Nancy Robert says the wedding coordinator at Destrehan Plantation is Evelyn Carbone. She says people like their mule barn for receptions because it is unique. They will rent the barn for $2000 for three hours or $3000 for four hours, including the ceremony in front of the barn. This is if you bring your own caterer and band.

Also, they are into the "no-hassle wedding" for the bride and provide a pre-decorated space. The complete package with unlimited food, open bar and wedding cake is $8000 for 200 people. The plantation, however, can hold 300 if you want a bigger affair. They couple with Capdeboscq Catering for this offer, which Robert praises as "simply wonderful."

The only thing you provide is the music.

When I called Gene Capdeboscq to ask him about catering, he said he is proud of the fact that the business has been family owned for 38 years.

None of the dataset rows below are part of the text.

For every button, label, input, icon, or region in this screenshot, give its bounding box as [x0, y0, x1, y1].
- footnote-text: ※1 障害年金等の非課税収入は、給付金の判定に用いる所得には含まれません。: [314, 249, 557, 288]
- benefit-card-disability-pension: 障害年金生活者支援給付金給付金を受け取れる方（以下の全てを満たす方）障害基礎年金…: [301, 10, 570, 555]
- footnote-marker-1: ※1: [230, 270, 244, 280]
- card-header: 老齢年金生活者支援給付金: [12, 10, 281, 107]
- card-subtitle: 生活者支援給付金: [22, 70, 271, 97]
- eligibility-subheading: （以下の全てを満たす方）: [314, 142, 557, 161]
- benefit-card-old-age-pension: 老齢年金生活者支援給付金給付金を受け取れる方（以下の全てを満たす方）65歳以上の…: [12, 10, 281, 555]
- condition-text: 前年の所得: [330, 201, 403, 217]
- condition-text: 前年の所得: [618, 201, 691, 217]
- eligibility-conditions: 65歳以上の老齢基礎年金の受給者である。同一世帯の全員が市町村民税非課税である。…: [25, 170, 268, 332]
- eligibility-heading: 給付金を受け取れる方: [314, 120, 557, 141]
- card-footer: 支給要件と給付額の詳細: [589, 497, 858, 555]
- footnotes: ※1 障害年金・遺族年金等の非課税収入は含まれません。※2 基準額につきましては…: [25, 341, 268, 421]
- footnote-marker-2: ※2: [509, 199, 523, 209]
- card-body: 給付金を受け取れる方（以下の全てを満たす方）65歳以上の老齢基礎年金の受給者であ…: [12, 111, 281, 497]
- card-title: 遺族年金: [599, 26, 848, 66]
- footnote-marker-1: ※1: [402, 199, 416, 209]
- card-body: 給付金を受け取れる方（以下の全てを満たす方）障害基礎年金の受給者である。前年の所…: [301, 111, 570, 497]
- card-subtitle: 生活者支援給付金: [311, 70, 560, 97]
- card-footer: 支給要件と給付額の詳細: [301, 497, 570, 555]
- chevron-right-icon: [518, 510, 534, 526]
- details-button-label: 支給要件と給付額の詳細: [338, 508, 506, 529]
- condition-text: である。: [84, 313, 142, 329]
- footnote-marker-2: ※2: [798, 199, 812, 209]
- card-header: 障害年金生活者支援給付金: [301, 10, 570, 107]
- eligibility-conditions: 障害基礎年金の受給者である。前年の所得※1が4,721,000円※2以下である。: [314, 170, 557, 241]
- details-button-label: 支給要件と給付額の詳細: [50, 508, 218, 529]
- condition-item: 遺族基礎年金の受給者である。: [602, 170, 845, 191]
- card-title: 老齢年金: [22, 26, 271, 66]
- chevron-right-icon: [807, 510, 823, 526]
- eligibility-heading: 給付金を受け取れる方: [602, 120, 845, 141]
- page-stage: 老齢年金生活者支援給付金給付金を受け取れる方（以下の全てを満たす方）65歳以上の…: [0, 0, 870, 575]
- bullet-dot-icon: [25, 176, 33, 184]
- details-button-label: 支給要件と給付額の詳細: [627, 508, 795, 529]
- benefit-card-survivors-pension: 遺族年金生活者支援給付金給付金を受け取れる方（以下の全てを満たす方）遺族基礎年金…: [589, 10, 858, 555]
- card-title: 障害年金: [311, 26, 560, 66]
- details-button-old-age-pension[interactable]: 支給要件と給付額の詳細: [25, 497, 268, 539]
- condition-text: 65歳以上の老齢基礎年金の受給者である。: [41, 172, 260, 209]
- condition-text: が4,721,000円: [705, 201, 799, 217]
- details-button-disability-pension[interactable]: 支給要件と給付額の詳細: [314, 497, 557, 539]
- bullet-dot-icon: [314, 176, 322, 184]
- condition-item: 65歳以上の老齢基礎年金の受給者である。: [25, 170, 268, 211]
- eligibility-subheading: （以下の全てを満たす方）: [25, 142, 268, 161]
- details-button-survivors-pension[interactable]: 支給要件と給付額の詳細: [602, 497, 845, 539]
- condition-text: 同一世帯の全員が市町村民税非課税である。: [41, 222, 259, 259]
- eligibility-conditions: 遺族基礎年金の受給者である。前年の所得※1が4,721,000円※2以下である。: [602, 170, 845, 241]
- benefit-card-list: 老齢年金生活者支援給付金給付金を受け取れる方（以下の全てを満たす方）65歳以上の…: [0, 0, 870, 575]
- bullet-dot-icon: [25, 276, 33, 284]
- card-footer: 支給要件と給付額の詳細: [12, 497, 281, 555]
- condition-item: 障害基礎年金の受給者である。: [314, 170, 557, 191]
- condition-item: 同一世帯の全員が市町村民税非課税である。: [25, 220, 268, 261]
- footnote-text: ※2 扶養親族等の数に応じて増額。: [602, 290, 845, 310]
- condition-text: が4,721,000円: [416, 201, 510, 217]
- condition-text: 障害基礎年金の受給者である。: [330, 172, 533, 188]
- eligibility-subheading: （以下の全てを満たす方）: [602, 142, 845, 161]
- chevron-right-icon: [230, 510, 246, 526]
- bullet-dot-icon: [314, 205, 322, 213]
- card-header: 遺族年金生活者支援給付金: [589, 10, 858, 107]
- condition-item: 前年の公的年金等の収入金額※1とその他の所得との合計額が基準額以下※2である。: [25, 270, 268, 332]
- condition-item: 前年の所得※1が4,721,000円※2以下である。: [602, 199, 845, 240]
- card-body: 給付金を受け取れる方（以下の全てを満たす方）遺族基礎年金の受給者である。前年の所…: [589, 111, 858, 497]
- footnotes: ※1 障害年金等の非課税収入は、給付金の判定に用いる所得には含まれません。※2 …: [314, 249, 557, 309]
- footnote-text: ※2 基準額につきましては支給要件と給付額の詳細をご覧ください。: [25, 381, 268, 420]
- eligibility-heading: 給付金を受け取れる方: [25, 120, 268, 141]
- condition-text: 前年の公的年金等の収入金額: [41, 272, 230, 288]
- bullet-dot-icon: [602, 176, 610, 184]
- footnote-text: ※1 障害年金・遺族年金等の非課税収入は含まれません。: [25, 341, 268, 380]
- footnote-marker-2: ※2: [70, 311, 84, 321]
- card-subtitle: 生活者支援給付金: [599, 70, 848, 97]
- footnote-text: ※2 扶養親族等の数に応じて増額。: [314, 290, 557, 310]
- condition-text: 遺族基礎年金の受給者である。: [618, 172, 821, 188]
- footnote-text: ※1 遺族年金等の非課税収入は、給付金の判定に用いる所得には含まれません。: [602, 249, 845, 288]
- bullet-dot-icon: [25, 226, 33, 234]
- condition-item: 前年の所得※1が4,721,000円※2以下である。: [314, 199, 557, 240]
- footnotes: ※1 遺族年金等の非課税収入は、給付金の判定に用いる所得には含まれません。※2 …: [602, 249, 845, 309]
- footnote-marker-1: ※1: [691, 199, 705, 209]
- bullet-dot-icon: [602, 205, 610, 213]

Gene, Connie, Frank and Larry make up the catering family. They offer tasting parties for all of their brides and have a full-scale catering operation.

As Nancy Robert says, "If you have Capdeboscq do it you know it will be done right, and we like to work with people who complement our plantation."

Capdeboscq has offices both in Marrero and in Raceland.

Speaking of beautiful and unusual nuptials, I happened upon a wedding on a beach in Destin, Fla., then another one in Grand Isle, that were elegantly simple and beautiful. A Baptist minister ministering the wedding in Destin said he wanted to talk his own daughter into marrying on the beach.

Just think about it - one beautiful archway of flowers and the bride doesn't even need shoes. You never know who will be on the beach besides your guests, but I suppose you could ask them to stick around for the luau at your reception.